Resta, dunque, la pericolosità sociale di un uomo che ammette di aver sparato, sia pure non per uccidere, soltanto messo alle strette, dopo che i carabinieri gli fanno sapere che loro sono al corrente del fatto che a suo fratello, che vive nel Mantovano, subito dopo il delitto ha detto di aver «perso la testa» commettendo qualcosa di “brutto” riferito all’ex moglie. Il gip, a prescindere dall’atteggiamento collaborativo dell’indagato che ha fatto ritrovare l’arma, di cui s’è liberato al rientro, da San Leonardo a Cutro, gettandola in un dirupo dalla località San Giuliano, ritiene che egli sia in contatto con ambienti criminali, non avendo precisato chi gli abbia fornito la pistola tant’è che risponde anche di porto illegale e ricettazione della stessa oltre che di omicidio volontario aggravato da futili motivi e atti persecutori.

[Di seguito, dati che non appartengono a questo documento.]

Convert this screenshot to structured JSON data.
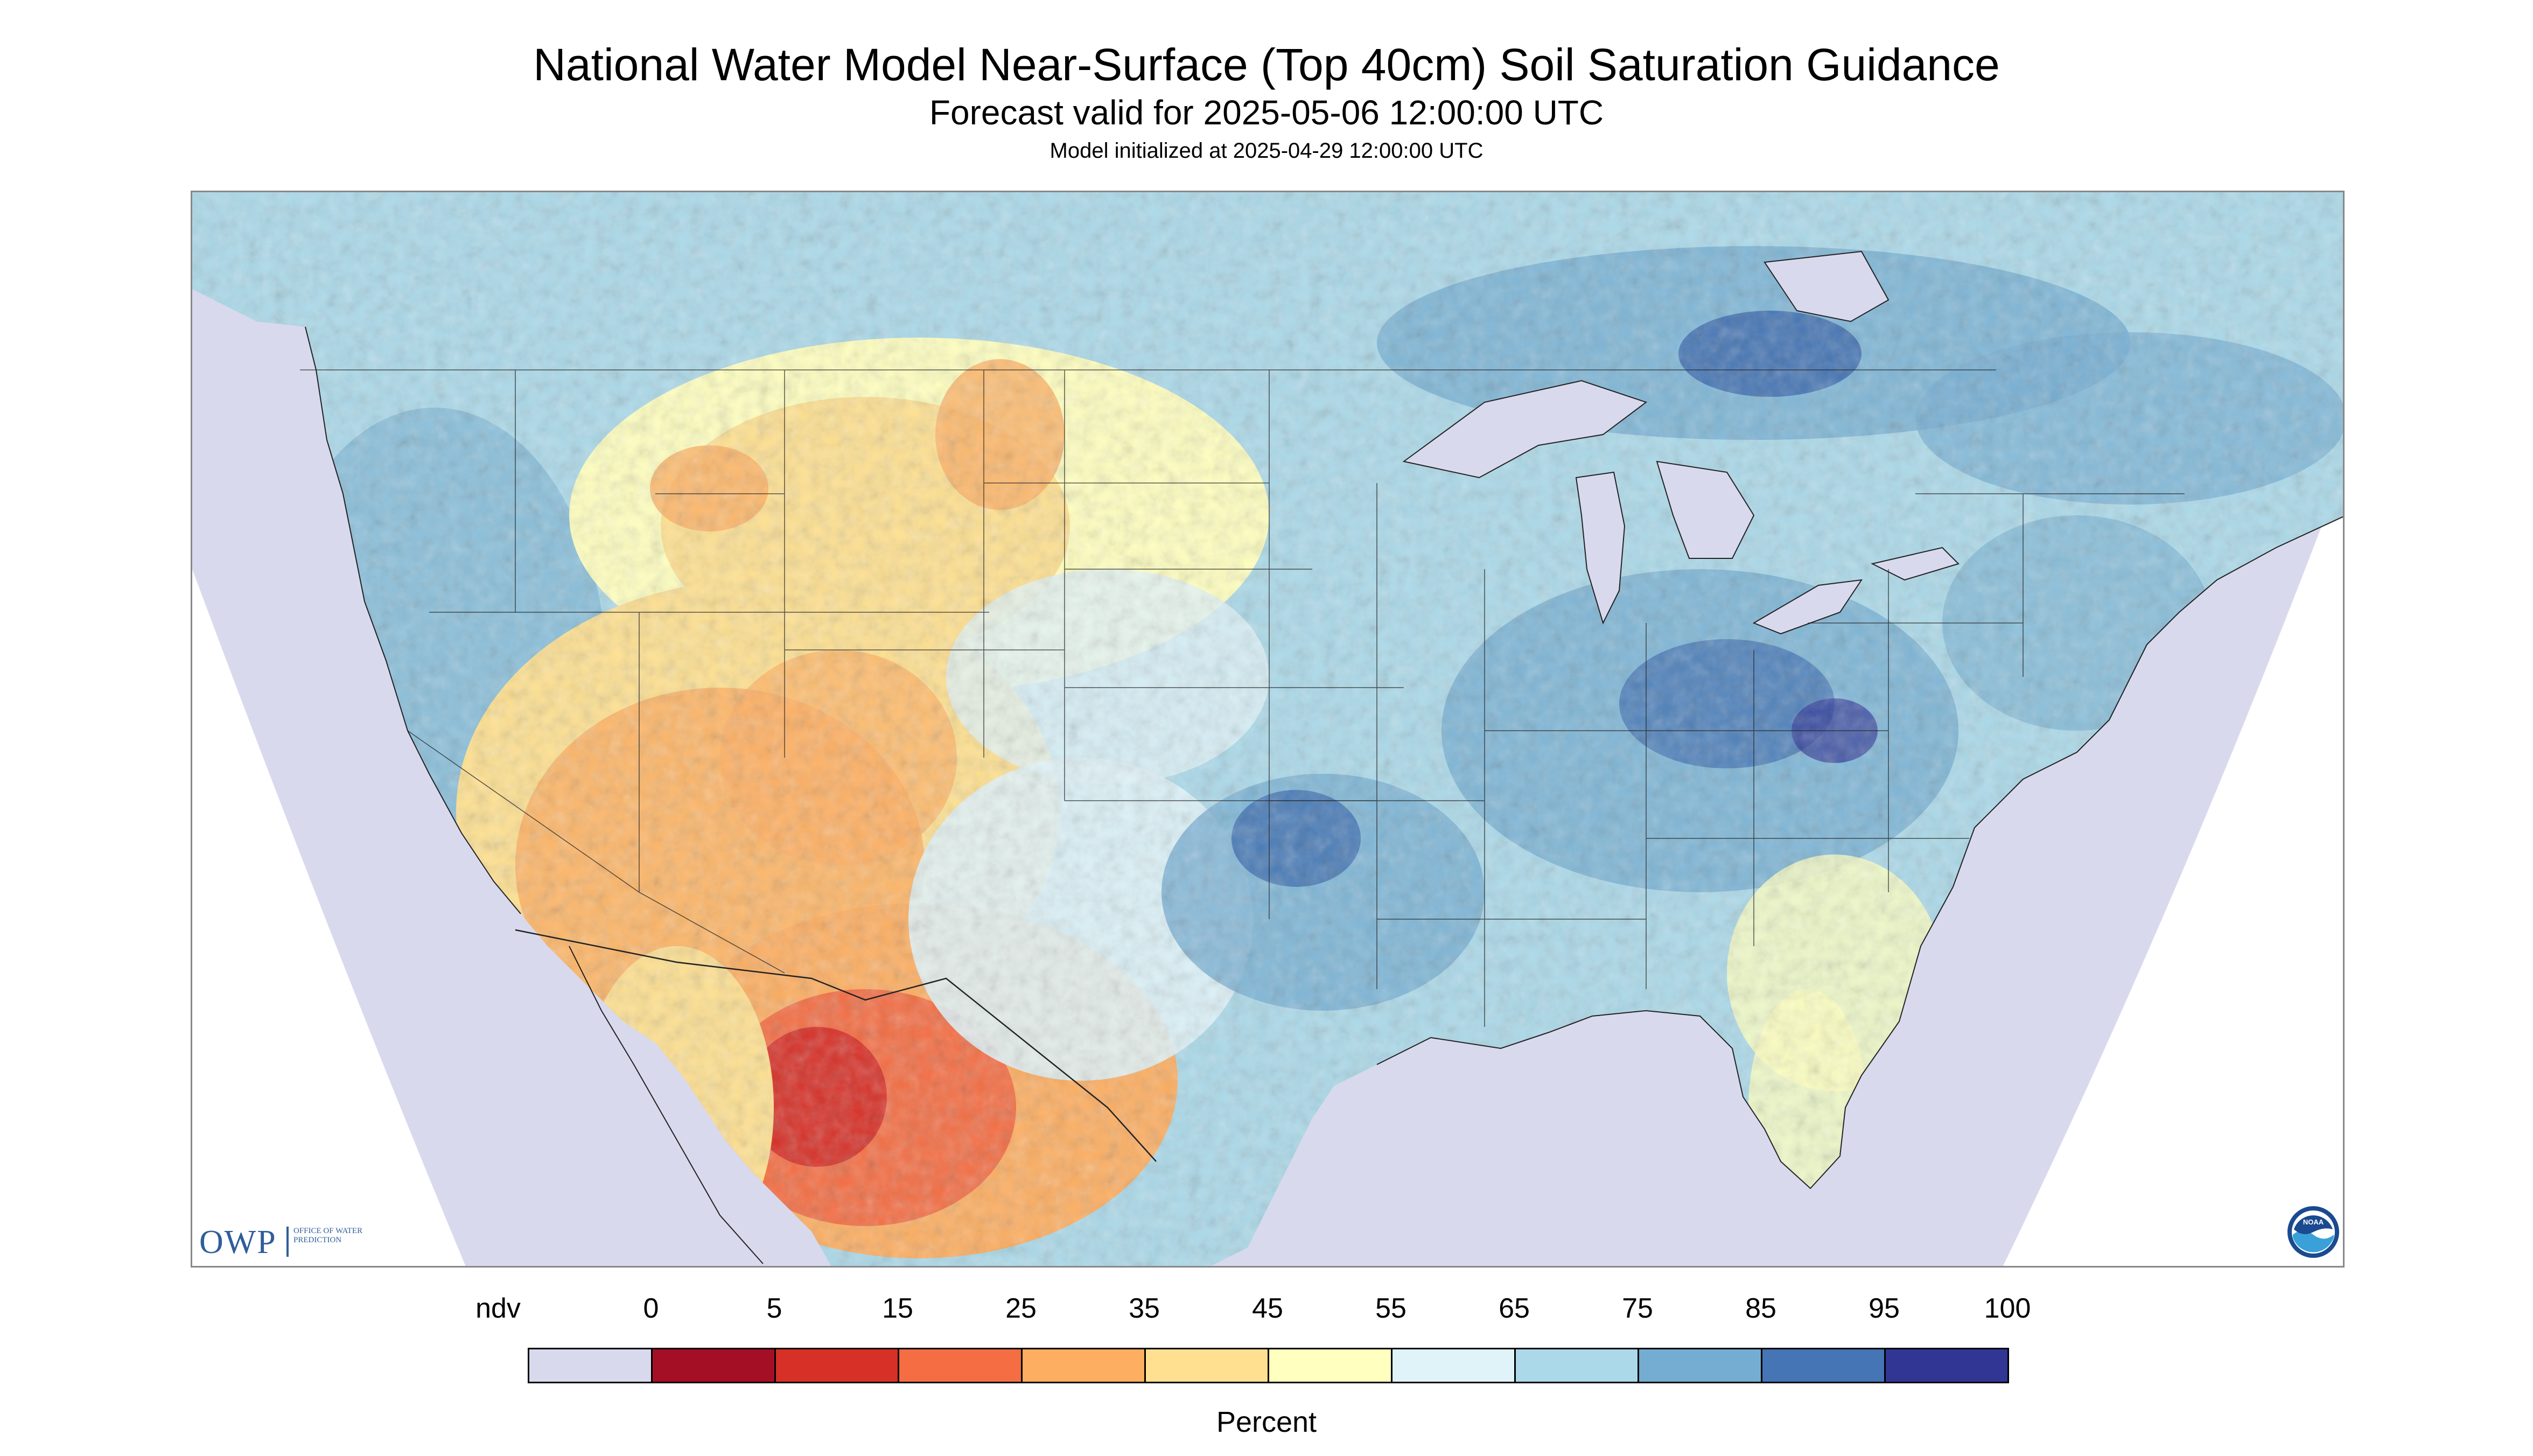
{
  "title": "National Water Model Near-Surface (Top 40cm) Soil Saturation Guidance",
  "subtitle": "Forecast valid for 2025-05-06 12:00:00 UTC",
  "init_text": "Model initialized at 2025-04-29 12:00:00 UTC",
  "logo_owp": {
    "mark": "OWP",
    "text": "OFFICE OF WATER PREDICTION"
  },
  "logo_noaa": {
    "mark": "NOAA"
  },
  "legend": {
    "label": "Percent",
    "ticks": [
      "ndv",
      "0",
      "5",
      "15",
      "25",
      "35",
      "45",
      "55",
      "65",
      "75",
      "85",
      "95",
      "100"
    ],
    "colors": [
      "#d9d9ee",
      "#a50f26",
      "#d73027",
      "#f46d43",
      "#fdae61",
      "#fee090",
      "#ffffbf",
      "#e0f3f8",
      "#abd9e9",
      "#74add1",
      "#4575b4",
      "#313695"
    ]
  },
  "colors": {
    "no_data": "#d9d9ee",
    "water": "#d9d9ee",
    "border": "#222222"
  }
}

Atti persecutori, già. Di «clima di terrore» parla, infatti, il gip analizzando il fermo eseguito d’iniziativa dai carabinieri della Sezione operativa della Compagnia di Crotone, che hanno sentito due nipoti della donna. I timori della vittima, insomma, erano risaputi dai suoi parenti. Anzi, da tutta la piccola comunità di San Leonardo. La dottoressa ha aggiunto che “Cecè” le aveva confidato che era «di dominio pubblico» la persecuzione del suo ex, perché quel borgo, che s’affaccia su un golfo che è un incanto, è come «una grande famiglia».

Il foro provocato dal colpo di pistola

Forse ha ragione l’arcivescovo di Crotone e Santa Severina, monsignor Angelo Panzeta, che il giorno dei funerali ha detto che quel «gesto terribile s’innessta in una cultura della violenza di cui tutti siamo responsabili». Che il sacrificio della povera donna serva a qualcosa. Perché chi sa di uomini maltrattanti, parli. Perché le donne denuncino i compagni o mariti violenti. Perché sia attivata una rete territoriale dei servizi sociali. Perché, forse, “Cecè” si sarebbe potuta salvare.